Türkiye’de OHAL ilanıyla birlikte insan hakları ihlallerinin yoğunlaştığını kaydeden Yoleri, OHAL’in derhal kaldırılmasını istedi. İşkence ile ilgili yapılan başvurularındaki artışın kaygı verici olduğuna dikkat çeken Yoleri, taleplerini şöyle sıraladı: “Devletin tekrar işkenceyi yükseltmesinin önüne geçmek istiyoruz ve buradan işkenceden vazgeçin çağrısını yapıyoruz. 113 bin kamu emekçisi işinden edildi; onların tekrar işlerine geri dönmelerini istiyoruz. Hapishaneler doldu, taştı. Şu anda 230 bin insan sudan sebeplerle içerde. Devletin bulduğu çözüm ise yeni hapishaneler inşa etmek. Yeni hapishaneler yerine insanlara özgürlüklerini geri verin; insanları dört duvar arasına hapsetmek yerine insanların hayata katılmasının önünü açın.”

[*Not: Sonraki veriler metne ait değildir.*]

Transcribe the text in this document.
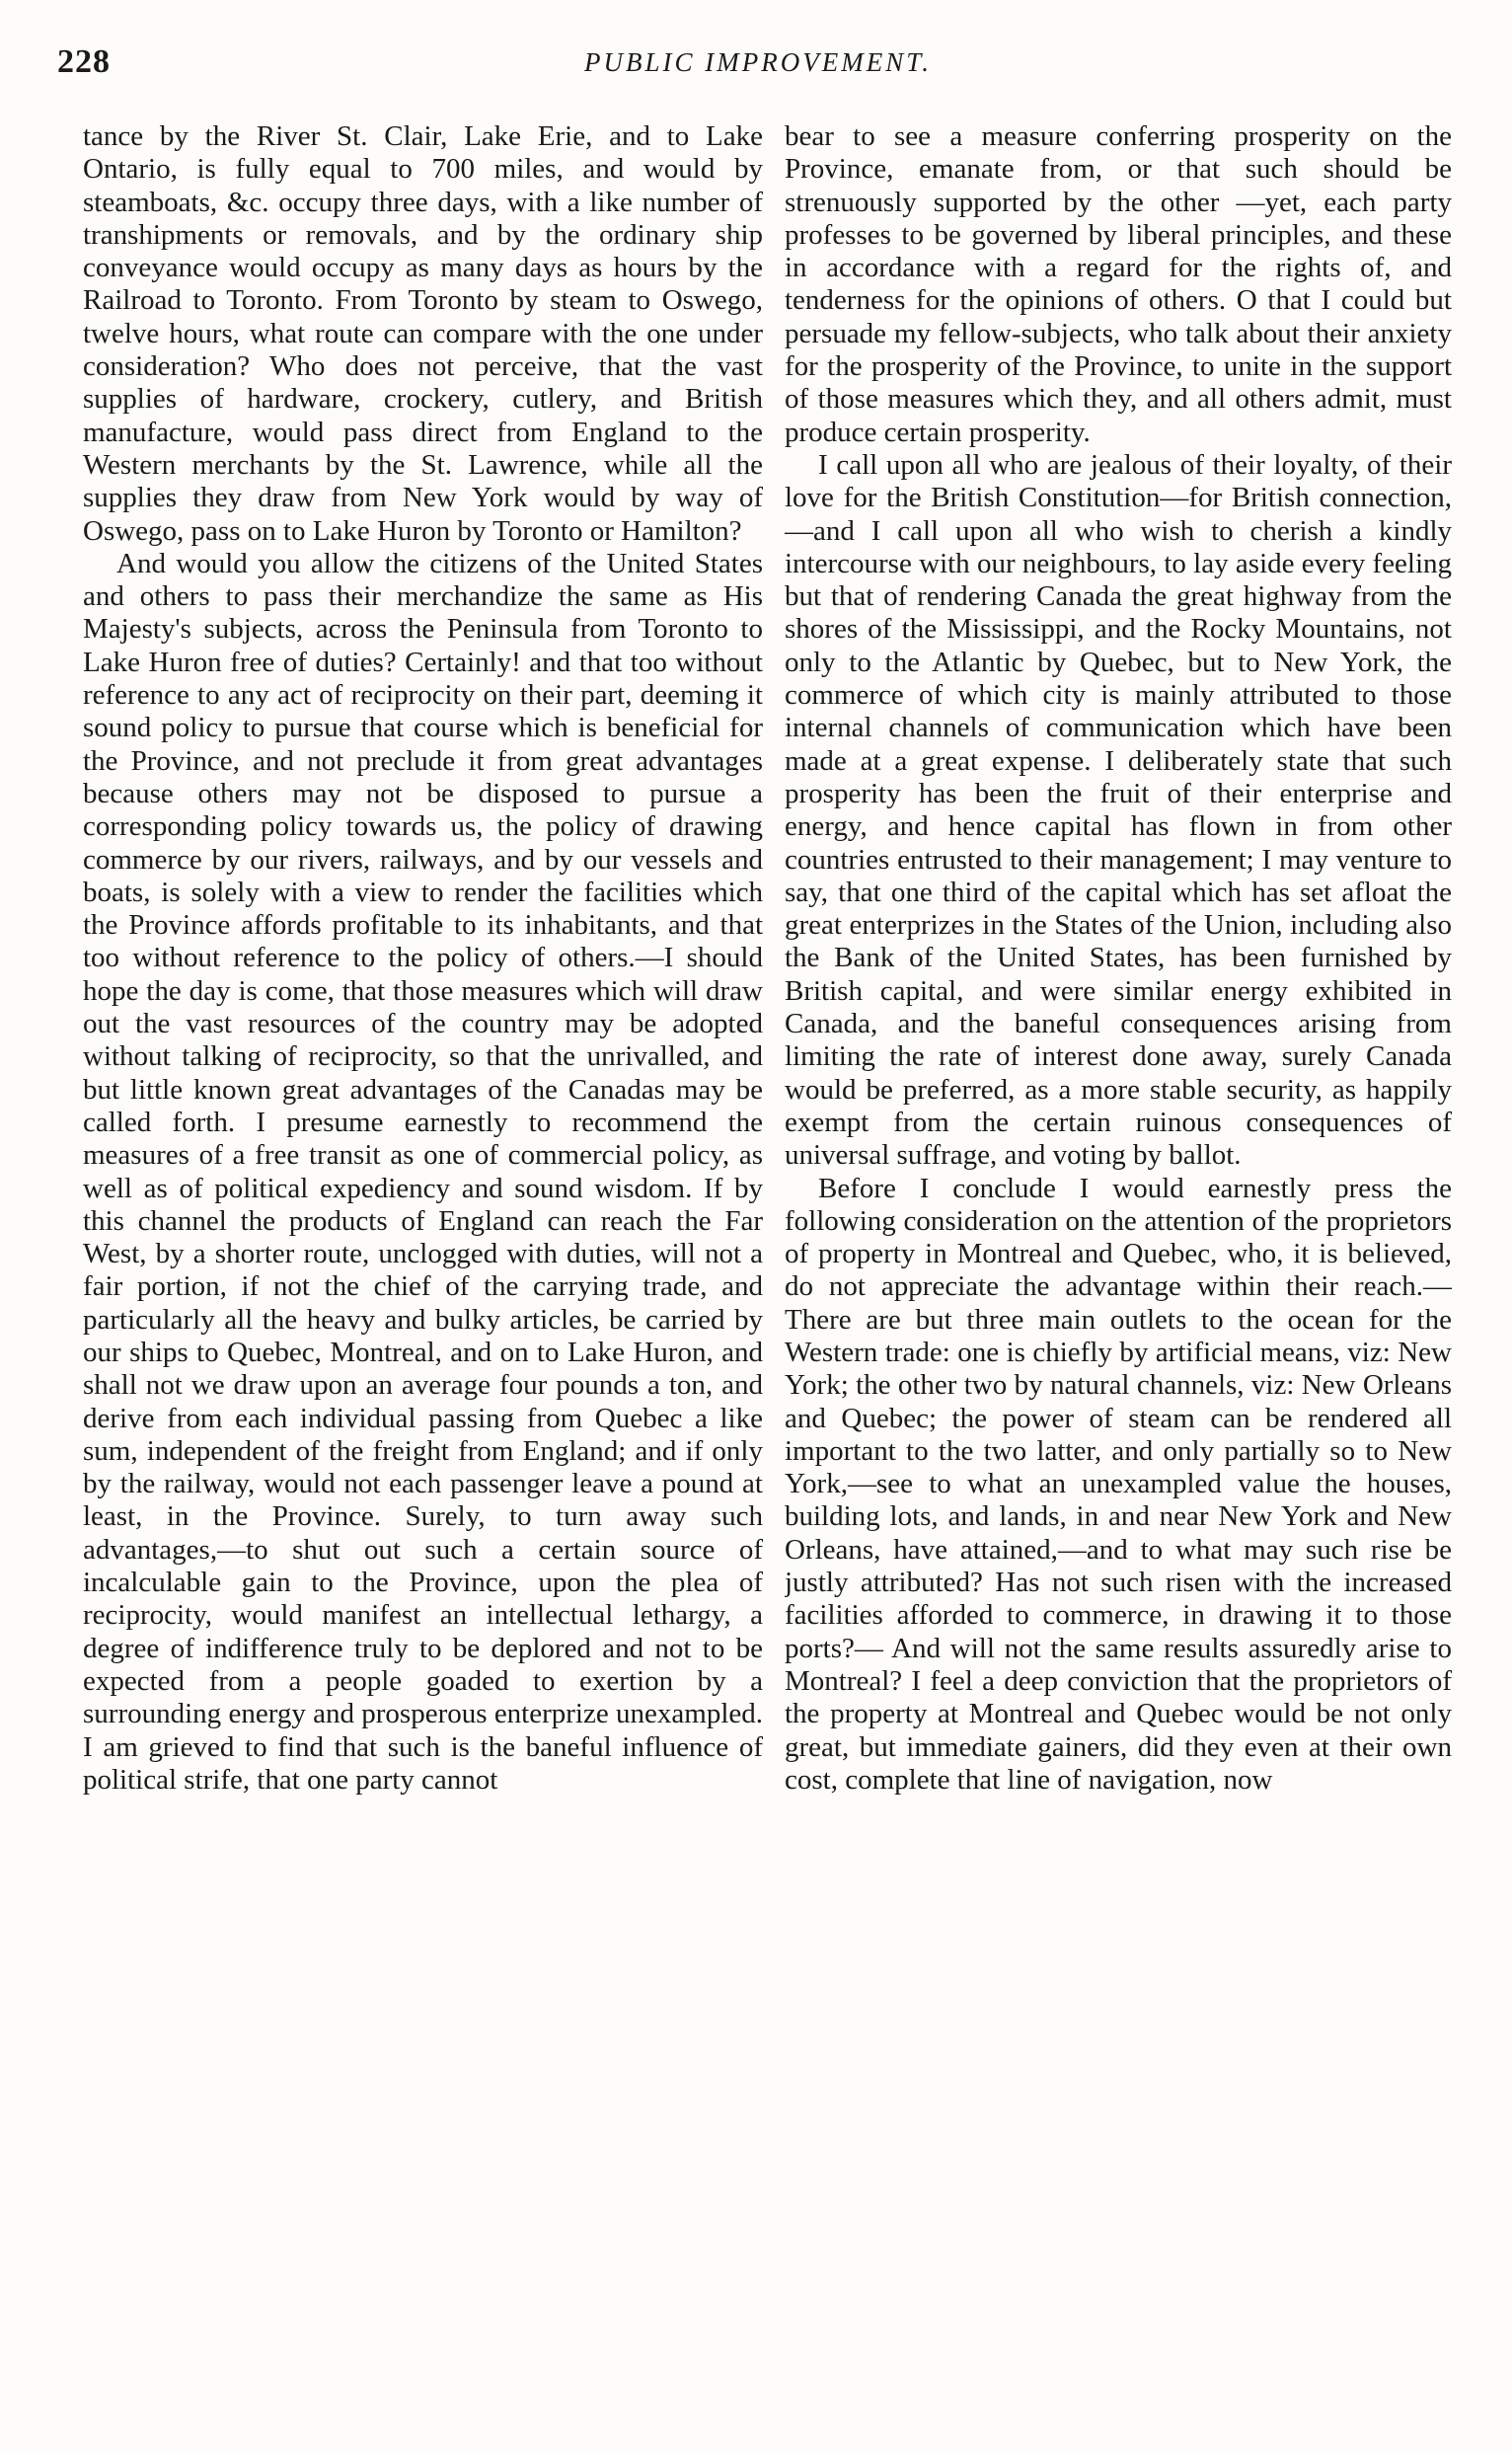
228	PUBLIC IMPROVEMENT.

tance by the River St. Clair, Lake Erie, and to Lake Ontario, is fully equal to 700 miles, and would by steamboats, &c. occupy three days, with a like number of transhipments or removals, and by the ordinary ship conveyance would occupy as many days as hours by the Railroad to Toronto. From Toronto by steam to Oswego, twelve hours, what route can compare with the one under consideration? Who does not perceive, that the vast supplies of hardware, crockery, cutlery, and British manufacture, would pass direct from England to the Western merchants by the St. Lawrence, while all the supplies they draw from New York would by way of Oswego, pass on to Lake Huron by Toronto or Hamilton?

And would you allow the citizens of the United States and others to pass their merchandize the same as His Majesty's subjects, across the Peninsula from Toronto to Lake Huron free of duties? Certainly! and that too without reference to any act of reciprocity on their part, deeming it sound policy to pursue that course which is beneficial for the Province, and not preclude it from great advantages because others may not be disposed to pursue a corresponding policy towards us, the policy of drawing commerce by our rivers, railways, and by our vessels and boats, is solely with a view to render the facilities which the Province affords profitable to its inhabitants, and that too without reference to the policy of others.—I should hope the day is come, that those measures which will draw out the vast resources of the country may be adopted without talking of reciprocity, so that the unrivalled, and but little known great advantages of the Canadas may be called forth. I presume earnestly to recommend the measures of a free transit as one of commercial policy, as well as of political expediency and sound wisdom. If by this channel the products of England can reach the Far West, by a shorter route, unclogged with duties, will not a fair portion, if not the chief of the carrying trade, and particularly all the heavy and bulky articles, be carried by our ships to Quebec, Montreal, and on to Lake Huron, and shall not we draw upon an average four pounds a ton, and derive from each individual passing from Quebec a like sum, independent of the freight from England; and if only by the railway, would not each passenger leave a pound at least, in the Province. Surely, to turn away such advantages,—to shut out such a certain source of incalculable gain to the Province, upon the plea of reciprocity, would manifest an intellectual lethargy, a degree of indifference truly to be deplored and not to be expected from a people goaded to exertion by a surrounding energy and prosperous enterprize unexampled. I am grieved to find that such is the baneful influence of political strife, that one party cannot

bear to see a measure conferring prosperity on the Province, emanate from, or that such should be strenuously supported by the other —yet, each party professes to be governed by liberal principles, and these in accordance with a regard for the rights of, and tenderness for the opinions of others. O that I could but persuade my fellow-subjects, who talk about their anxiety for the prosperity of the Province, to unite in the support of those measures which they, and all others admit, must produce certain prosperity.

I call upon all who are jealous of their loyalty, of their love for the British Constitution—for British connection,—and I call upon all who wish to cherish a kindly intercourse with our neighbours, to lay aside every feeling but that of rendering Canada the great highway from the shores of the Mississippi, and the Rocky Mountains, not only to the Atlantic by Quebec, but to New York, the commerce of which city is mainly attributed to those internal channels of communication which have been made at a great expense. I deliberately state that such prosperity has been the fruit of their enterprise and energy, and hence capital has flown in from other countries entrusted to their management; I may venture to say, that one third of the capital which has set afloat the great enterprizes in the States of the Union, including also the Bank of the United States, has been furnished by British capital, and were similar energy exhibited in Canada, and the baneful consequences arising from limiting the rate of interest done away, surely Canada would be preferred, as a more stable security, as happily exempt from the certain ruinous consequences of universal suffrage, and voting by ballot.

Before I conclude I would earnestly press the following consideration on the attention of the proprietors of property in Montreal and Quebec, who, it is believed, do not appreciate the advantage within their reach.— There are but three main outlets to the ocean for the Western trade: one is chiefly by artificial means, viz: New York; the other two by natural channels, viz: New Orleans and Quebec; the power of steam can be rendered all important to the two latter, and only partially so to New York,—see to what an unexampled value the houses, building lots, and lands, in and near New York and New Orleans, have attained,—and to what may such rise be justly attributed? Has not such risen with the increased facilities afforded to commerce, in drawing it to those ports?— And will not the same results assuredly arise to Montreal? I feel a deep conviction that the proprietors of the property at Montreal and Quebec would be not only great, but immediate gainers, did they even at their own cost, complete that line of navigation, now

Kadın haklarından çocuk haklarına, hapishanelere, mültecilerin yaşadığı sorunlara, savaşın mağduriyetine kadar tüm insan hakları ihlallerinin son bulması gerektiğinin altını çizen Yoleri, “İnsanlığa karşı suç işleniyor bu ülkede, insanlar yerinden, yurdundan ediliyor, bunlardan vazgeçilmesini istiyoruz” diye konuştu.

‘BU KÖTÜ SÜRECİ İNSAN UMUDU YOK EDECEKTİR’

TİHV İstanbul temsilcisi Ümit Efe, insan hakları mücadelesi sırasında hayatını kaybedenleri anarak sözlerine başladı. “Bizler onlarca yıldır OHAL süreçlerini yaşamış ve göğüslemiş kurumlar olarak bir kez daha diyoruz ki insan eliyle üretilen bu kötü süreci ancak insan umudu yok edecektir” diyen Efe, “Biz işkenceye, çocuk istismarına, gericiliğe, kadınlara yönelik şiddete, çalışma yaşamındaki hak ihlallerine karşı ve KHK’larla işlerinden atılan emekçiler için sesimizi yükseltemeye devam edeceğiz” dedi.

İnsan hakları için mücadeleye devam sözü verildiği etkinlik “İnsan haklarıyla insandır” sloganıyla sona erdi.